Imagine my surprise when finding out my old, cheap notebook knew how to work such magic...


"Opened at 180 degres"

Millions of dollars go into designing and manufacturing a product, then some jackass misspells something on the front page.


I don't think millions of dollars went in to the design of this thing. It's a Beagleboard and an off-the-shelf touchscreen.


It's slow (watch the video) and ugly. The guy demonstrating it even had to use a stylus, which is a sure sign of failure.


I do not think it's a sign of failure. I have watched 3 of his video and the product need a stylus just to be more accurate on small menu not all the time.

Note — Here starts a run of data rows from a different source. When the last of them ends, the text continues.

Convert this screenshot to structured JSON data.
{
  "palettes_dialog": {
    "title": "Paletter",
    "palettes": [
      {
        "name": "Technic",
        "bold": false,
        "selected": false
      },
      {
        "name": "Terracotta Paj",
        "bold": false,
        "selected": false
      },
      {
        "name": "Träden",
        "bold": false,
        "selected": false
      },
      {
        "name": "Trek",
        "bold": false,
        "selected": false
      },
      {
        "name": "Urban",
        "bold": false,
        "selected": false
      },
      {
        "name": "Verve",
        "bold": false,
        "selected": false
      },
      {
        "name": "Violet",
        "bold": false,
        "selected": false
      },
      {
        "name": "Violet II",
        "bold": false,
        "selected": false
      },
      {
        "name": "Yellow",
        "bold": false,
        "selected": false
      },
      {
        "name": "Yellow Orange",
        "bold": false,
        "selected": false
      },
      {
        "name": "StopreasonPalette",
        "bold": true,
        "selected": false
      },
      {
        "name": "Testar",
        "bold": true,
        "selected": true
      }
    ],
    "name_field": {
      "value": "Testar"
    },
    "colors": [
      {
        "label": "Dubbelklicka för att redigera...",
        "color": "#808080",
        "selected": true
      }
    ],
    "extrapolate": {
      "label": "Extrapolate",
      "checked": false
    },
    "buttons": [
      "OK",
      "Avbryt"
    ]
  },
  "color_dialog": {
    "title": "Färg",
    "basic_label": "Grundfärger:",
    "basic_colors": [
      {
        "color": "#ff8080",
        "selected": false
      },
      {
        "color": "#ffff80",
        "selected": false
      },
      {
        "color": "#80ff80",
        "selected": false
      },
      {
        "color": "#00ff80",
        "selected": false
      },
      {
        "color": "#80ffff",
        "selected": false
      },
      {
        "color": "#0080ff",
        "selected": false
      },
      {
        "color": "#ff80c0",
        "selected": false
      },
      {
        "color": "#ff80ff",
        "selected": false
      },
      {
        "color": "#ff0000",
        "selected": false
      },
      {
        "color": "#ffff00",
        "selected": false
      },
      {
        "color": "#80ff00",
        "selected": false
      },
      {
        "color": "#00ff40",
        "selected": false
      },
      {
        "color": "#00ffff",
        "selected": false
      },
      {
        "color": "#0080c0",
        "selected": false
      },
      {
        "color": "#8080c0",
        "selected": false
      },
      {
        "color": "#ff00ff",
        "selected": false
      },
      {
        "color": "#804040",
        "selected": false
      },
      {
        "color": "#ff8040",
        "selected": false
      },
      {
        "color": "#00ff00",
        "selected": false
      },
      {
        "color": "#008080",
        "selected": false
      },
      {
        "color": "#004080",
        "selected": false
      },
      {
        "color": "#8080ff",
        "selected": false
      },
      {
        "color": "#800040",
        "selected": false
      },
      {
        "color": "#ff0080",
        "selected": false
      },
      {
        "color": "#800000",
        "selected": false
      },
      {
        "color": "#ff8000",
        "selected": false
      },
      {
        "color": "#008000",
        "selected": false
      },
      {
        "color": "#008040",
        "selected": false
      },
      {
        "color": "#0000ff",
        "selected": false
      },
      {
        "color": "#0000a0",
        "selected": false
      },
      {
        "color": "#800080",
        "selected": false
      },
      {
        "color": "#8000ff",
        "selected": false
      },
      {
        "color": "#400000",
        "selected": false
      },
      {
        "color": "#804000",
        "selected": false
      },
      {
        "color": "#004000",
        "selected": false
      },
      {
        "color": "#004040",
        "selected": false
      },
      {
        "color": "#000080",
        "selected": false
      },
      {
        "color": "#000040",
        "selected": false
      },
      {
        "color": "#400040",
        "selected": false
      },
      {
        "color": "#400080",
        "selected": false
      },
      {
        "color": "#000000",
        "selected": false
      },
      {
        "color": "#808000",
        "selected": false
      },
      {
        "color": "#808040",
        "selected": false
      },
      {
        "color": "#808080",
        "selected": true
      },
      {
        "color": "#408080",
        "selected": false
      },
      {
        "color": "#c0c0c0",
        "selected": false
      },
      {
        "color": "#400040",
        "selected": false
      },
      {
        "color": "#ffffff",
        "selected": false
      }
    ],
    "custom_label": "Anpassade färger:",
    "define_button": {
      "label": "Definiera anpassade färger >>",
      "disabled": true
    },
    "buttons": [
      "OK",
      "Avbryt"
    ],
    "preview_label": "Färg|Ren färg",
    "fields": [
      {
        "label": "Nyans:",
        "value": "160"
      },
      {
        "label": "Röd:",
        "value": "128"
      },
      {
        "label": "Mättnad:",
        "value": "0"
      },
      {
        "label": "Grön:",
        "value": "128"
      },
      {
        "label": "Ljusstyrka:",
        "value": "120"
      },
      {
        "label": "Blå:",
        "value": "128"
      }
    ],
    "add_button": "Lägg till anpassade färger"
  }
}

The idea is great and it has a battery on the back of the screen to be able to use it as a tablet this is why it's not very slim. I really love the idea and this product is real. Keep in mind that most of what we see on the web are just speculation or prototype. This is a step beyond dreaming... Of course it has not the style of the iPad but at least it can multi-task, have a real keyboard, etc etc... Might not be perfect but it seems very cool for the price!


Multitask? It can't even run one program fluidly!


How so? If you feel like taking notes it's pretty much required.


Yes, but I don't think you could use this thing to take notes - high latency interface and all.

The software is really important, and these guys didn't write any, or if they did, it wouldn't be any good. This kind of thing takes a lot of effort to get right.


3 pounds. Eek. Netbook elbow.


I wonder where the weight comes from. I imagine it's mostly from the batteries since there are 2, one in the keyboard base and the other in the tablet screen.


I have read numerous extremely poor reviews of the Touch Book. The OS is apparently quite buggy and slow. I wouldn't buy it.


Linux Journal (2010-02) did an overall positive review of the device, well, a least for the technical-savy geeks who like to tinker with their machine. The software part, still in beta, seems a little bugy.